In the mid-20th century, C. L. R. James made the brilliant argument that Moby-Dick’s real hero—the novel’s central interest—was not Ahab, or Ishmael, or Moby Dick himself, but the multiracial, multiethnic, multinational crew of the Pequod. In James’s view, Melville imagined (but was not fully able to realize) a novel that elevated and celebrated the polyglot crew over its white officers and white totalitarian captain. James, a Trinidadian intellectual and anti-Stalinist Marxist, wrote Mariners, Renegades and Castaways: The Story of Herman Melville and the World We Live In (1952) while interned on Ellis Island awaiting deportation; he sent a copy of the book to every member of the US Senate. If only they had read it—it resonates still.
Lastly, you chose The Value of Herman Melville by Geoffrey Sanborn. What made you pick this work of criticism?
There are dozens of scholars today who write about Melville’s works with fierce insight and intelligence; Geoffrey Sanborn is one of the best of these, and a critic and scholar whose work I return to again and again. His most recent book does a marvelous job of addressing both new readers of Melville and his longtime scholars—it’s a terrific, accessible, and searingly smart introduction to how to read Melville and how to think about his “value” not as something transcendent, but negotiated by each wave of readers.
Sanborn argues that Moby-Dick—among other works by Melville—were not intended to be “a rigorous, depleting experience” for readers, but instead “a stimulant to thought and feeling.” Would you agree with Sanborn?
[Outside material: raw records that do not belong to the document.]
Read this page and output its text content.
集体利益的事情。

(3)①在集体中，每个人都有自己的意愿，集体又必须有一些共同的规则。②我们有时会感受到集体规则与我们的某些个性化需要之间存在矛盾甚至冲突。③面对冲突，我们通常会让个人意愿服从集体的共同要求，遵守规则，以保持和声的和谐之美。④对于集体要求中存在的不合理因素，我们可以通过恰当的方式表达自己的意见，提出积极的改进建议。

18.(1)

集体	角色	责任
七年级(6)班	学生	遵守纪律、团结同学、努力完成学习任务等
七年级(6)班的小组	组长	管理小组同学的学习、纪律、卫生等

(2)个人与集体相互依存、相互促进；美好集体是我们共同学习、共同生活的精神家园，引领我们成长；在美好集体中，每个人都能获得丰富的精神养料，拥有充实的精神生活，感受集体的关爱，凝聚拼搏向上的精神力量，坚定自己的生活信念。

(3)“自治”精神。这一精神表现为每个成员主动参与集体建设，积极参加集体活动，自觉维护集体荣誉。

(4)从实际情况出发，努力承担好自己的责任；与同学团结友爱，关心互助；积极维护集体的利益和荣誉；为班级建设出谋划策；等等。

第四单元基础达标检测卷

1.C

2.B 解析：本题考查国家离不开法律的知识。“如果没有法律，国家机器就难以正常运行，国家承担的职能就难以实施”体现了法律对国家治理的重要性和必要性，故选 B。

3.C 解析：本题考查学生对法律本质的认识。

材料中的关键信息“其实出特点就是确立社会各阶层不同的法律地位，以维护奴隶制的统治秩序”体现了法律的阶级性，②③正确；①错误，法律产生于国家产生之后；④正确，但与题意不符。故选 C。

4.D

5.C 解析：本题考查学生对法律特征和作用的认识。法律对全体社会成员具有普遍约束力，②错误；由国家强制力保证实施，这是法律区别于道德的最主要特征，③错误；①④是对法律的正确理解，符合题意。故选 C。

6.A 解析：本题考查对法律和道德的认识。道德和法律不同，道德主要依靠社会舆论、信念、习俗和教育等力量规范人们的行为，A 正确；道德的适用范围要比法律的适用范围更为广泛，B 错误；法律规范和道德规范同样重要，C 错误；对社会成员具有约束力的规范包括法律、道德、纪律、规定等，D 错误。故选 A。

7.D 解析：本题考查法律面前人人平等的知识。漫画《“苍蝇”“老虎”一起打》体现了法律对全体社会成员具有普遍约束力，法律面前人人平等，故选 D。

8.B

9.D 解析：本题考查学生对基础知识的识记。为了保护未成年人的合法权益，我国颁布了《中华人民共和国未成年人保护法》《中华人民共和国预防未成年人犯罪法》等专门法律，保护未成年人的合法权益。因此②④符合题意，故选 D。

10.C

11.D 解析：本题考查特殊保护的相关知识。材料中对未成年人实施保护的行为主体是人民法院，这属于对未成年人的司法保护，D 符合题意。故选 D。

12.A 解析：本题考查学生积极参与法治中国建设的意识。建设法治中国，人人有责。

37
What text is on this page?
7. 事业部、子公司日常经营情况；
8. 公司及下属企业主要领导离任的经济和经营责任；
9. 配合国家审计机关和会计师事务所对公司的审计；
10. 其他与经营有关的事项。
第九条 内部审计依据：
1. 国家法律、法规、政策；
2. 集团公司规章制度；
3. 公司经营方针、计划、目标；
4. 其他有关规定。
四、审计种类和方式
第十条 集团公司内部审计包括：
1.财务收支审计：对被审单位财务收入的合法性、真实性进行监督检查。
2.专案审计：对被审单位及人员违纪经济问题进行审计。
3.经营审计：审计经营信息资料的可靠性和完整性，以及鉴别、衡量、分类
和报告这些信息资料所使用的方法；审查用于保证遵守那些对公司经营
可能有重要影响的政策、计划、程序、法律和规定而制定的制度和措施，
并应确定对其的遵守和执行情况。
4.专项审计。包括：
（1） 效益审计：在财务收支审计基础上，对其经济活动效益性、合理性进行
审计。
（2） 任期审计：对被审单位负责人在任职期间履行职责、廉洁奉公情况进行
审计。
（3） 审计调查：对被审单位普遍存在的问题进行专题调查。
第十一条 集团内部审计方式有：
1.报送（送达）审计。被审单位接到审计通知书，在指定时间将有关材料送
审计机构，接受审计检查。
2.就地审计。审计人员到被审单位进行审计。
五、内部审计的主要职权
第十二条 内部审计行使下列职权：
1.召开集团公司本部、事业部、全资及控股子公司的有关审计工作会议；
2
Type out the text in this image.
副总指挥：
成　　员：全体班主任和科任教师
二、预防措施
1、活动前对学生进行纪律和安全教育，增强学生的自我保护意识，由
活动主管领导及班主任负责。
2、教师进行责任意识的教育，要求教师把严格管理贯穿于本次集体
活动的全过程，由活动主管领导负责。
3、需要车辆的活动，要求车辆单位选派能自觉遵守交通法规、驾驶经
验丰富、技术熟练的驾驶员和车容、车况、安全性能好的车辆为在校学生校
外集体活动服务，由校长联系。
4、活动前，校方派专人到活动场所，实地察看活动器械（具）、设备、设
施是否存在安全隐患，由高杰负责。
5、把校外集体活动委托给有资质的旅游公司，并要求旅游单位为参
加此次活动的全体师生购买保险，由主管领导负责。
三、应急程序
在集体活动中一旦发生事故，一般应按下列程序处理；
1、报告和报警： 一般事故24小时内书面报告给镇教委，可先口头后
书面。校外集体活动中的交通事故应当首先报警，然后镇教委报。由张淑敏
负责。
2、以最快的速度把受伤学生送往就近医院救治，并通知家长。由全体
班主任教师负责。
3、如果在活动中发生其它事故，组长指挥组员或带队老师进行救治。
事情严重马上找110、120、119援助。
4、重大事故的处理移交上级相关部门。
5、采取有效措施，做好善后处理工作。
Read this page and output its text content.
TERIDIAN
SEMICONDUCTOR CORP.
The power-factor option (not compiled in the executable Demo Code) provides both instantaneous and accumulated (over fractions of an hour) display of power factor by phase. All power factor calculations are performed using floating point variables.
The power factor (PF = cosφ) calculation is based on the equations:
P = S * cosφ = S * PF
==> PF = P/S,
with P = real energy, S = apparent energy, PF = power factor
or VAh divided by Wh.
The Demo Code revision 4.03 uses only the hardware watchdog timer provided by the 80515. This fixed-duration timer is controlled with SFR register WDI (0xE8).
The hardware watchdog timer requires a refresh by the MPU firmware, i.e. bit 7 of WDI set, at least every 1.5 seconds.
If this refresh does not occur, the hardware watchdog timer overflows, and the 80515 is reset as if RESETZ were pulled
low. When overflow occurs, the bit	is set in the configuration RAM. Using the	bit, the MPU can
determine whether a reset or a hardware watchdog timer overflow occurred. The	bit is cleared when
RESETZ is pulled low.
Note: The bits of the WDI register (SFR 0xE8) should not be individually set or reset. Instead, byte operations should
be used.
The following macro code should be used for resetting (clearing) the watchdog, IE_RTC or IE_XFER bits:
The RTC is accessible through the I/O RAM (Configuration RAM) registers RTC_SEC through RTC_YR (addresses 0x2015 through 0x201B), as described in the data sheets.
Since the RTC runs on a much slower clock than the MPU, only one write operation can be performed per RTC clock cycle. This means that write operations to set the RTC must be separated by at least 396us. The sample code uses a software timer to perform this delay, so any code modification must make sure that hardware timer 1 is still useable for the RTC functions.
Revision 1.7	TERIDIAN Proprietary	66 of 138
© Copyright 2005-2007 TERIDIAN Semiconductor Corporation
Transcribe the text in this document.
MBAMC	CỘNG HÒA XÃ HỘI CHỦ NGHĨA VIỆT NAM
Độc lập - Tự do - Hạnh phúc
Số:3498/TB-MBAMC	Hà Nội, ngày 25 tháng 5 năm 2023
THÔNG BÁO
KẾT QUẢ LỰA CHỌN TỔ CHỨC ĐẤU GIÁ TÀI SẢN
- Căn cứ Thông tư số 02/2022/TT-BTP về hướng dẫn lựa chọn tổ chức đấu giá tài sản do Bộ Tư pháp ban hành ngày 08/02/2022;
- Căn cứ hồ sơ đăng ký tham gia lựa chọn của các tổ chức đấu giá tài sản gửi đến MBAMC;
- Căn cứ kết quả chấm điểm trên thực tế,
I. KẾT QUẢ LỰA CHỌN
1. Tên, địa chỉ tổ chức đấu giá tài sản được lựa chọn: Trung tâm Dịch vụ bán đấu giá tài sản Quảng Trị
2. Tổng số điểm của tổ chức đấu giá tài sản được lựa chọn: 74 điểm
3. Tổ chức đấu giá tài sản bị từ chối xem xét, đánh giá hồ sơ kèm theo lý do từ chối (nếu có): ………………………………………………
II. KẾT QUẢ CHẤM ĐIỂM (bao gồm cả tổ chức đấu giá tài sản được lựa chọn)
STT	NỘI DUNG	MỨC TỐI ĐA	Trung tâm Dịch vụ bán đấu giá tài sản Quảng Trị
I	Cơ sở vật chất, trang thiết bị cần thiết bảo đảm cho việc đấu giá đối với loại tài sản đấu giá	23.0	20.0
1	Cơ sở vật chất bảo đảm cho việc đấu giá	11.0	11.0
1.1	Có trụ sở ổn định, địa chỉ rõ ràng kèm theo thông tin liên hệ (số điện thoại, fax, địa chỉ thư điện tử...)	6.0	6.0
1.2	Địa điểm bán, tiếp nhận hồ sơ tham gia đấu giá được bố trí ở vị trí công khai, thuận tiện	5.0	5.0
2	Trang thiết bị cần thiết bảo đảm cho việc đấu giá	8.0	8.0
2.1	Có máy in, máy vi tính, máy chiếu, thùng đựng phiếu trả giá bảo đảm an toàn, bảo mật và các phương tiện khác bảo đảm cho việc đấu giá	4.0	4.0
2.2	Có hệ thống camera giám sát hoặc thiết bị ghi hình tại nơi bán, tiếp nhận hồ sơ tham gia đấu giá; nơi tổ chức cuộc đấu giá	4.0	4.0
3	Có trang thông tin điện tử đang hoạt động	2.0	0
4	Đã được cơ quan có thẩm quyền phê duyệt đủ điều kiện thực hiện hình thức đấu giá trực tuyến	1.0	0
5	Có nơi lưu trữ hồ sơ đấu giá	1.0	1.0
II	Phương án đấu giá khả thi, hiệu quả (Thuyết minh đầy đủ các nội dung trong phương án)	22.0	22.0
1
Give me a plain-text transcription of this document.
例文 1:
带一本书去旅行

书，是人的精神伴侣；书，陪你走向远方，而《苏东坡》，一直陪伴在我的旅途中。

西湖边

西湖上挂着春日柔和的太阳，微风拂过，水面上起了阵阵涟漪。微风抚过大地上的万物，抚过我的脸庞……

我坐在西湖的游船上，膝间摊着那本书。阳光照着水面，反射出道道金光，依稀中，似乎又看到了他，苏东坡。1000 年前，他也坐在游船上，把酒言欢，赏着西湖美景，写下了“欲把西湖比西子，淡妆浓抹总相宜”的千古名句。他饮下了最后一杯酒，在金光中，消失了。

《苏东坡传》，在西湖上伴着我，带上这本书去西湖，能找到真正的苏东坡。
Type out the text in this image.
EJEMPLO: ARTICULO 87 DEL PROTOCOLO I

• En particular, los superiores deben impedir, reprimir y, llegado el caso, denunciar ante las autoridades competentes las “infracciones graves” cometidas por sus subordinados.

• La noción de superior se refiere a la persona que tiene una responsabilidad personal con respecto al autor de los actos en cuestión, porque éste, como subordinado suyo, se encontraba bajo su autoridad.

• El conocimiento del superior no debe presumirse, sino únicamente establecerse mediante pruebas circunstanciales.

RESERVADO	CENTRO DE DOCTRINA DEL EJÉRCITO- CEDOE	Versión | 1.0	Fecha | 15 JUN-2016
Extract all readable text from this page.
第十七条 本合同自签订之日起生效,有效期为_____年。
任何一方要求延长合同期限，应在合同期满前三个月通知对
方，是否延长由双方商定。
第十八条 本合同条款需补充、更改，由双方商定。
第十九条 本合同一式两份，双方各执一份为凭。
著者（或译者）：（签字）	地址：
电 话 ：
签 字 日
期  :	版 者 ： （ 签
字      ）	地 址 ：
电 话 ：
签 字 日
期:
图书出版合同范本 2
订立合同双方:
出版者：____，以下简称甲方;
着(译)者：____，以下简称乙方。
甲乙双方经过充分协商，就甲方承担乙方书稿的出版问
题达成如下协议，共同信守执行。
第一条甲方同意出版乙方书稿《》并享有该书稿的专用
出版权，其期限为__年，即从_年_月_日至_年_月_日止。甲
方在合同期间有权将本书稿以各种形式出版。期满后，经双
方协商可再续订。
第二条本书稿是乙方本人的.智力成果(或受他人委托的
Yes. As Sanborn writes in describing the novel’s voice, “What it wants above all else is to be in a meaningful relationship with you, and it will do almost anything—tell jokes, coin words, switch genres, change moods, share dreams, kill characters, hint at blasphemies, fly into rhapsodies, go spinning off into the ether of philosophical speculation—in order to make that happen.” It’s a superb point. In Moby-Dick Melville expostulates “God keep me from ever completing anything. This whole book is but a draught—nay, but the draught of a draught.” In reading Herman Melville’s works, the reader is invited at every stage to join in the collective work of drafting meaning, but always deferring completion. It’s an endlessly productive ferment.